Nestor focuses on delivering lunch for office workers in Paris

French startup Nestor just raised $1 million (€900,000) from business angels through Anaxago, and TheFamily. The startup competes in the incredibly fierce market of food delivery startups in Paris. Compared to its competitors, Nestor has a full stack approach and focuses on weekday lunches for office workers.

Nestor’s product offering is quite simple. Every day, the startup puts up a different meal with a starter, an entrée and a dessert for €15 (roughly $16.5). Like PopChef, Nestor cooks everything in-house and delivers hot meals. And that’s it, you can’t choose your entrée, you can’t say no to the dessert.

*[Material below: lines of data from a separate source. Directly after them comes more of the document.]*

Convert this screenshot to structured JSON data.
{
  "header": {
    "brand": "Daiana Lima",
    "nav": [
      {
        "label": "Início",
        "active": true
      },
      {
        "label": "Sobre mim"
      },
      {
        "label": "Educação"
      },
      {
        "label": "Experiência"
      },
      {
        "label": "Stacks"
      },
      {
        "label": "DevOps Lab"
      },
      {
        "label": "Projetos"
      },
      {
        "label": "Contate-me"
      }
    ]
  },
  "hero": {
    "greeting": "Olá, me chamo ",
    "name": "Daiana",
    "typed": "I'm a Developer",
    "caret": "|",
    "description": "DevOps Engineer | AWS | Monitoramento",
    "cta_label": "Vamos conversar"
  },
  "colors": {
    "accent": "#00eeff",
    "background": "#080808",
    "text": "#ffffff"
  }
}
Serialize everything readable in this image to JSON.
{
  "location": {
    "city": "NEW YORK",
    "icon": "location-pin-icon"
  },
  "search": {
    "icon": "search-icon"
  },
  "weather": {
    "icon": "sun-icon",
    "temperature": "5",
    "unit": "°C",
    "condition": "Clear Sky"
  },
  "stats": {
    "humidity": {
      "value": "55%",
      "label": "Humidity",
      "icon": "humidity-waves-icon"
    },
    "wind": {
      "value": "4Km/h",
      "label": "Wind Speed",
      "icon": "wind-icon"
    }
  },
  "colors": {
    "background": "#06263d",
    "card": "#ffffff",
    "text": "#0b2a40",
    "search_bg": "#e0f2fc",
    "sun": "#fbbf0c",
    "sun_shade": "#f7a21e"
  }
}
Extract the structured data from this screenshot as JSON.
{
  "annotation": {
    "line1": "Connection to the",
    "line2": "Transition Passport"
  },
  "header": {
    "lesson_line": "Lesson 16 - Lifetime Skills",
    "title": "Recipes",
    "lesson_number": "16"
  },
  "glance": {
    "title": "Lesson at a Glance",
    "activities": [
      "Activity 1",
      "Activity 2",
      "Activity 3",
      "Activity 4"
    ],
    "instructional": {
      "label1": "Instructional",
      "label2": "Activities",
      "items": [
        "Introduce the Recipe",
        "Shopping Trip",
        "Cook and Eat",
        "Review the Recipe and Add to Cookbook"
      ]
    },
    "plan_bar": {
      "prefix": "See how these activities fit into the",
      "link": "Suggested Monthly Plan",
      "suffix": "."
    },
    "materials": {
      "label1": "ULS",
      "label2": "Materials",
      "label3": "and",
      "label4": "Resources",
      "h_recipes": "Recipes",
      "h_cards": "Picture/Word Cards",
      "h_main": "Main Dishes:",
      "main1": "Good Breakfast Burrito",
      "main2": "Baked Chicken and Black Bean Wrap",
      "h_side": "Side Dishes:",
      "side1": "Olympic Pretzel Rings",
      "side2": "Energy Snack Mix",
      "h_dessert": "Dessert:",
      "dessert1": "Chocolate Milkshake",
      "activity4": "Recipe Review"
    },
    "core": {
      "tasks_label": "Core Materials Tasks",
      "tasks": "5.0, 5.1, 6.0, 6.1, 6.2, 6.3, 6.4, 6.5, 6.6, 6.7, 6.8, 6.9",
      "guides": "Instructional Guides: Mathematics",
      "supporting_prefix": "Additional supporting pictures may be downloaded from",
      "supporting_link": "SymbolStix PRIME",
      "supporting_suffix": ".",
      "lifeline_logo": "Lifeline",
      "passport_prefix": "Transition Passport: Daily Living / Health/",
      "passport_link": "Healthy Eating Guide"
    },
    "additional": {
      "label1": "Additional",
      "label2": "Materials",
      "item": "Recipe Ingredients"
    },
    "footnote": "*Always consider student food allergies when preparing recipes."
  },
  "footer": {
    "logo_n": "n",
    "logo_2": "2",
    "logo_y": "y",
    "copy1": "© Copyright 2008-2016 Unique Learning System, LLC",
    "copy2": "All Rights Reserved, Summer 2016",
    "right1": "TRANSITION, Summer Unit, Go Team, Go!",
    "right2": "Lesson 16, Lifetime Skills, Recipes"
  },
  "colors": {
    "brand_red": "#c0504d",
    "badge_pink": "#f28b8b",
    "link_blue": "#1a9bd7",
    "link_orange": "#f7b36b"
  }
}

Keeping things simple has a clear advantage. I’ve ordered from Nestor a few times already, and it’s clear that it solves many logistical issues. On average, Nestor delivers meals in 13 minutes.

Every day, Nestor delivers 1,000 meals and is growing by 15 percent per week. I’ve heard about companies that rely mostly on Nestor for lunch every day. There’s one big caveat, if you’re vegetarian, you’re out of luck.

And yet, Nestor is still quite restrictive when it comes to its delivery area. If you don’t work in the west part of Paris, you can’t order from Nestor just yet. The good news is that Nestor is opening up deliveries in La Défense, the large business district with hundreds of thousands of workers. Now let’s see if the startup can scale its offering if Nestor becomes popular over there.

There are a few advantages when a startup chooses to cook everything itself. While Nestor doesn’t really compete with Frichti directly, everything I wrote about Frichti’s full-stack approach still holds true for Nestor.

Food delivery startups operating in Paris, like Deliveroo, Foodora and Take Eat Easy, need to make sure that restaurants can generate margins using their services. Like in other industries, managing every level of the stack lets you bring the prices down or generate significant margins. Nestor, Frichti, Le Zeste, PopChef and FoodChéri each operate one big cooking and delivery service.

A full-stack approach is also better when it comes to branding. Nestor isn’t just a delivery startup. You’re eating something from Nestor. Whether you like or hate what you’re eating, it’s going to be Nestor’s responsibility. The startup owns the experience.